Technical information
- Licensing authority: NTC
- Power: 5,000 watts

= DWWL =

DWWL (92.7 FM), broadcasting as 92.7 Eagle FM, is a radio station owned and operated by Peñafrancia Broadcasting Corporation. Its studios and transmitter are located Zone 1, Brgy. San Agustin, Canaman.

==Legazpi station==
The call letters formerly belonged to its sister station (98.7 FM) in Legazpi, Albay, which was inaugurated in 2010 as Wow FM. Back then, it was located at the 3rd floor, Rivero Bldg., Capt.

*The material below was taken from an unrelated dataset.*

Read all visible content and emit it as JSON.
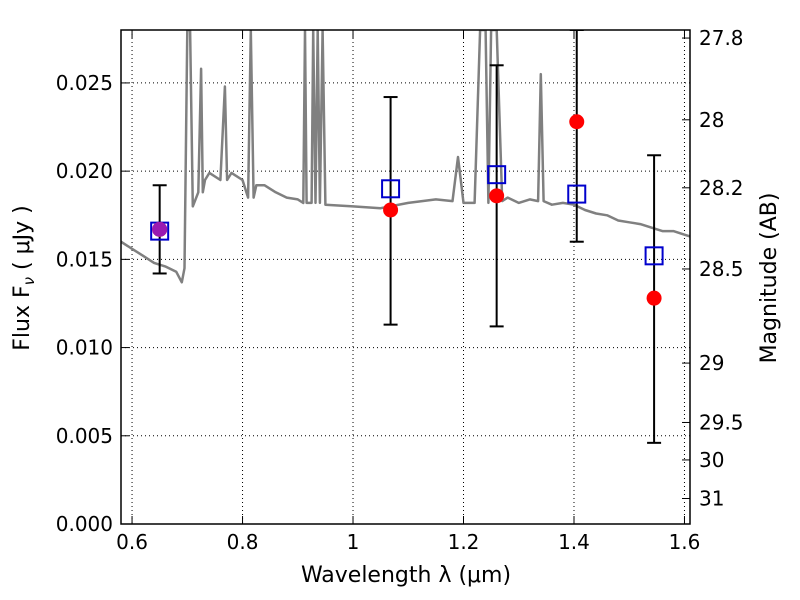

F. Aquende Dr., Brgy. Bagumbayan. In 2015, the station went off the air when its station manager, Johnny Dematera, died. Since then, the call letters were transferred to its station in Naga.

In 2019, it returned on air as Kadunong News FM and transferred its operations to Maharlika Highway, Purok 3, Brgy. San Rafael, Guinobatan. It was given a Provisional Authority. Later that year, it was rebranded as Beecool FM.